Annual reach: 60,000 pupils and 3,800 teachers engage annually with Primary Engineer Programmes; Primary Engineer and Secondary Engineer Leaders Award reached 37,000 pupils in 2018.
Aims/outcomes: engagement with practical maths and science; creative problem-finding and solving; literacy; role models; links with engineering careers; developing teachers’ STEM teaching ability
How: Leaders Award, teacher CPD, links to engineers and class-based projects.
What began as a DTi-funded pilot in 13 schools in Lancashire and Yorkshire in 2005 has developed into a national programme of activity, reaching nearly 1000 schools annually and supported by local councils, industry partners and universities.

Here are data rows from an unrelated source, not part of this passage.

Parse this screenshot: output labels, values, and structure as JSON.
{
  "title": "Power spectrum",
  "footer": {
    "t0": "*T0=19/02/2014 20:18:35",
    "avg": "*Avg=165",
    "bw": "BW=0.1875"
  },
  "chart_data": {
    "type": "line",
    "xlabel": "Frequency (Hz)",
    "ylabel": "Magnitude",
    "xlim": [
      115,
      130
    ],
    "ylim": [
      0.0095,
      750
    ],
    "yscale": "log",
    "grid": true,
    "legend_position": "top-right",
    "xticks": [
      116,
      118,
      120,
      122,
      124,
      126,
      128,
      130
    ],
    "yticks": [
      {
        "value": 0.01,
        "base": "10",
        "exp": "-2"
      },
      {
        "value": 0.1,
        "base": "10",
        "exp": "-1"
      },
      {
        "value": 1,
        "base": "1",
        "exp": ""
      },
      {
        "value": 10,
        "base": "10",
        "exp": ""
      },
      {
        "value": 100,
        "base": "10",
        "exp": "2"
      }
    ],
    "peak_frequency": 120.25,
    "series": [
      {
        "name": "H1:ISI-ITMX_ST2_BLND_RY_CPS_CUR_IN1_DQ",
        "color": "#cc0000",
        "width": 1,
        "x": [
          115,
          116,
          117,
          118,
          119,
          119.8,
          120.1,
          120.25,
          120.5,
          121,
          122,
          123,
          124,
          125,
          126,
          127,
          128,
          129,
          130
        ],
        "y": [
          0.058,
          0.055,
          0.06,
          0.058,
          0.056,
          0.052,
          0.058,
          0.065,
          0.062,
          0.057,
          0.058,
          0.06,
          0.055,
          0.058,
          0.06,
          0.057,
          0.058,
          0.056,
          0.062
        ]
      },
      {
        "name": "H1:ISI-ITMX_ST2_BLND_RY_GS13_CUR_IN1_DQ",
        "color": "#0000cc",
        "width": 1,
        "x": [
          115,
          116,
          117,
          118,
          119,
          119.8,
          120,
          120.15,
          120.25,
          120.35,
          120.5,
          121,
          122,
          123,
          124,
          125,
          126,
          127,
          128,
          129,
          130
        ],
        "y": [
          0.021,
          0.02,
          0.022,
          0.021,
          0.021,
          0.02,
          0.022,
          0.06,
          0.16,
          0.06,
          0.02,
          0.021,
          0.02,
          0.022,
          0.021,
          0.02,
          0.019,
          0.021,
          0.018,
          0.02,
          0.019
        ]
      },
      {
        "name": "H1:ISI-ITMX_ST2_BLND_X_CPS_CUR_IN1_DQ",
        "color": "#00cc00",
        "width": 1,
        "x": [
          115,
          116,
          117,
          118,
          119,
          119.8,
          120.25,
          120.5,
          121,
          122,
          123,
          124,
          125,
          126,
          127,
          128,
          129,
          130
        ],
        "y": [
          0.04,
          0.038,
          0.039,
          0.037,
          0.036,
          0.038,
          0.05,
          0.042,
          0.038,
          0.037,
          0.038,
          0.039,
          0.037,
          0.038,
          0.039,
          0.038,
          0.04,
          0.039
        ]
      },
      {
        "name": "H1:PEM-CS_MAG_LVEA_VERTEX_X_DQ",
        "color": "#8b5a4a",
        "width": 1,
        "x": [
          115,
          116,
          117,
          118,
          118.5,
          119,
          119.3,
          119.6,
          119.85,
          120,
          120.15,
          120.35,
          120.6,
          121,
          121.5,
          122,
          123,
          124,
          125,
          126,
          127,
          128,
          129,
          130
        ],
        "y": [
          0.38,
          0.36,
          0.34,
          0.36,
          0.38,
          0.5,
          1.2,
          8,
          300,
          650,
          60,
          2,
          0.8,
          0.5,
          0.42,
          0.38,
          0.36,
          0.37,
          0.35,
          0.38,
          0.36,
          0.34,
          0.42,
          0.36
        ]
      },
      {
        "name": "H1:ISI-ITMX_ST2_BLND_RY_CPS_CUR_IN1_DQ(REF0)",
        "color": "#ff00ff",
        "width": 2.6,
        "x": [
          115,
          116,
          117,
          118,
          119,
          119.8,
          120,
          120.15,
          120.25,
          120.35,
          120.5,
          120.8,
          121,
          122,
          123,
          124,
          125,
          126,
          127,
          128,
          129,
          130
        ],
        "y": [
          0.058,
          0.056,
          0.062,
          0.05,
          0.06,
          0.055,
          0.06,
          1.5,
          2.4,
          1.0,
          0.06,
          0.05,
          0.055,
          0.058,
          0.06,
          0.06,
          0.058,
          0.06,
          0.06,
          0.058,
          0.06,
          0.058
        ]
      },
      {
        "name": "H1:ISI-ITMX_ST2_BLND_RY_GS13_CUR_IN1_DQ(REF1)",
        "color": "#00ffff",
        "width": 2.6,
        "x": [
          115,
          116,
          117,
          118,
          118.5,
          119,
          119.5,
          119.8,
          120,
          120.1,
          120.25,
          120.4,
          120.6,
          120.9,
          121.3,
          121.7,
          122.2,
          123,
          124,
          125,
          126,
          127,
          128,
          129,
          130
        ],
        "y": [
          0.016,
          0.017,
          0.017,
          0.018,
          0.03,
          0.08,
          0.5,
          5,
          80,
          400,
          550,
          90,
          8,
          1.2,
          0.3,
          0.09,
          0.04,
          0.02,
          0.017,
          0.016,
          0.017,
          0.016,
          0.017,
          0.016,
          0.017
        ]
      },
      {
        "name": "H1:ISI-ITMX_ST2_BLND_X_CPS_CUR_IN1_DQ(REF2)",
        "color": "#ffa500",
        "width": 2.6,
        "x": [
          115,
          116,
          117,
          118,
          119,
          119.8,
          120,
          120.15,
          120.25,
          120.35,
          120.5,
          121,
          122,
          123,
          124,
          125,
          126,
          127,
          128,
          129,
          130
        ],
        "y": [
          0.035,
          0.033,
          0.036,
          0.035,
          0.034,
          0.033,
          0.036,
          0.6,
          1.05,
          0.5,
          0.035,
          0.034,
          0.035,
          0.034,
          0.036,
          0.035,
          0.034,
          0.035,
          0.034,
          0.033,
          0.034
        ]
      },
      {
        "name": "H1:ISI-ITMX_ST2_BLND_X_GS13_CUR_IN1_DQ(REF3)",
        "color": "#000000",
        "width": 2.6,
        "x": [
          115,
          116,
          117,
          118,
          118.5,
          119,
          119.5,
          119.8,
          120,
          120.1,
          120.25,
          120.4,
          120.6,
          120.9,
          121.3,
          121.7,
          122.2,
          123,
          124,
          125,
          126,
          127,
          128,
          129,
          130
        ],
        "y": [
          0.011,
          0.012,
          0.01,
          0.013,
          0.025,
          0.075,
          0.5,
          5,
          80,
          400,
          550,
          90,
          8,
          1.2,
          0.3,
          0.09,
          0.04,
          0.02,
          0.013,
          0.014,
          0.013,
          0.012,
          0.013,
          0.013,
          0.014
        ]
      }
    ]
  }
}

Primary Engineer operates a “STEM by stealth” approach - meaning that STEM concepts are applied practically, often in creative and design activities, and in ways that build not only STEM knowledge but literacy, vocabulary, and understanding of broader issues such as climate change. CEO Susan Scurlock characterises Primary Engineer’s work as “cross-curricular project-based learning”, with an emphasis on whole class engagement.
Programme activities fall into three overlapping categories. The first is the Leaders Award, which engages children directly, challenging them to identify a problem and use engineering principles to address it. The second is the teacher professional development strand, through which the organisation offers courses to build teachers’ capacity to incorporate particular methods and technologies into their classroom practice; Primary Engineer also offers a PGCert in STEM learning in partnership with the University of Strathclyde.
Third is engagement between children and current engineers through school visits, Skype interviews and Leaders Award events. In this, Primary Engineer emphasises the importance of exposing children to a cross-range of engineers: both in terms of the type of work they’re involved in, and in terms of characteristics such as gender, ethnicity and background.